The relationship between credit scores and mortgage rates has historically been straightforward: the higher your credit score, the lower your mortgage rate. When I’ve applied for mortgages or refinanced in the past, lenders would always inquire about my credit score, and if it was below 720, they would direct me elsewhere.
Before the 2008 financial crisis, having a credit score of 720 or higher guaranteed you the best mortgage rates and lowest fees. But post-2012, to secure these benefits, a credit score of 800 out of 850 was often necessary.
I set a personal goal to achieve an 800+ credit score to save money. On September 6, 2013, I reached that mark, maintaining it ever since. This strong credit rating enabled me to buy a new property in 2014 at a competitive rate and refinance in 2018 at an even lower rate. I also purchased my forever home in mid-2020 with a 7/1 ARM at a mere 2.125% rate. Being a responsible borrower truly paid off.
However, imagine a scenario where higher credit scores led to higher fees. This could discourage responsible borrowing and invite riskier buyers into the market, increasing the potential for another housing crisis.
This alarming thought led me to a startling discovery: the Federal Housing Finance Agency (FHFA) has adjusted the fee structure for loan-level price adjustment (LLPA), leading to different costs for different borrowers.
For example, before May 1, 2023, a borrower with a credit score of 740 or higher would pay a 0.25% fee on a $500,000 loan, or $1,250. After May 1, that same borrower could pay as much as 0.375% – or $1,875.
This change in fees is substantial. In another case, homebuyers with credit scores between 740 to 759, considered “very good,” will now face an LLPA of 1% compared to the previous 0.5% for a $500,000 home purchase. That’s a fee increase from $2,500 to $5,000.

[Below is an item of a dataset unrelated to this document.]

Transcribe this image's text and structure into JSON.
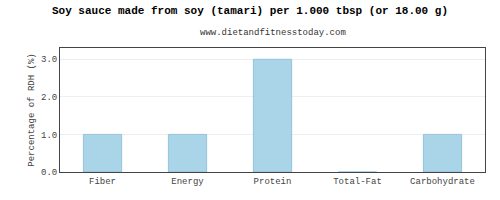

These aren’t just numbers; they represent significant additional costs for borrowers. And if a homebuyer isn’t directly paying a higher mortgage fee, it may translate into a higher mortgage rate. Lenders need to make their money somehow, so don’t be deceived by “no-cost refinance.”
The FHFA has also decided to lower fees for people with lower credit scores. From May 2023, a homebuyer with a credit score between 640 to 659 and a 5% down payment will see a reduced LLPA fee from 2.75% to 1.5%. That’s a reduction from $13,750 to $7,500 on a $500,000 home.

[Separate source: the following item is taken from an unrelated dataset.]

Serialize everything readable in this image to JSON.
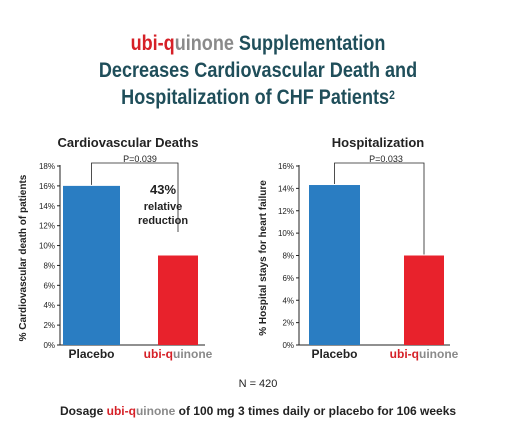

This adjustment seems to be an attempt to balance the market, rewarding or easing the burden on lower credit score potential homebuyers. However, it also means higher credit score borrowers now bear the brunt of these adjustments.
The majority of mortgage originations post-2010 have come from borrowers with high credit scores. With home prices booming, wealth has predominantly accumulated among those with higher credit scores, leaving those with scores under 660 largely excluded from the housing market since 2009.
The federal government seems to have aimed to address this imbalance, but such changes might have further effects. Higher fees for top credit score borrowers may lead to tougher negotiations and longer closing times, potentially causing more deals to fall through. Moreover, it could impact the real estate industry with lower commissions and strained relationships between lenders and borrowers.
One unexpected consequence of these changes might be the disproportionate negative impact on Asian Americans, who tend to have higher average credit scores. A study found that Asian Americans have higher mortgage denial rates compared to White Americans, despite having higher median income. The new fee structure might further complicate this issue.
For those affected, understanding these changes and negotiating effectively with lenders, real estate agents, and sellers is crucial. Maintaining a strong credit score is still vital, and being treated unfairly should never be tolerated.
Personally, the new challenges don’t deter me. I believe in working hard, earning more, increasing my credit score, and managing my debt responsibly. Having a higher credit score has made life easier, and I’m proud to have contributed to the economy.
Since arriving in America in 1991 and building my fortune, I’ve seen the power of real estate, making up about 50% of my passive income. Despite the new mortgage fees, helping others achieve the American dream feels like an honor.
The recent changes to mortgage fees may seem substantial, but understanding the implications, staying informed, and negotiating effectively can lead to success in this ever-evolving market. It reinforces the timeless truth that financial responsibility still pays off.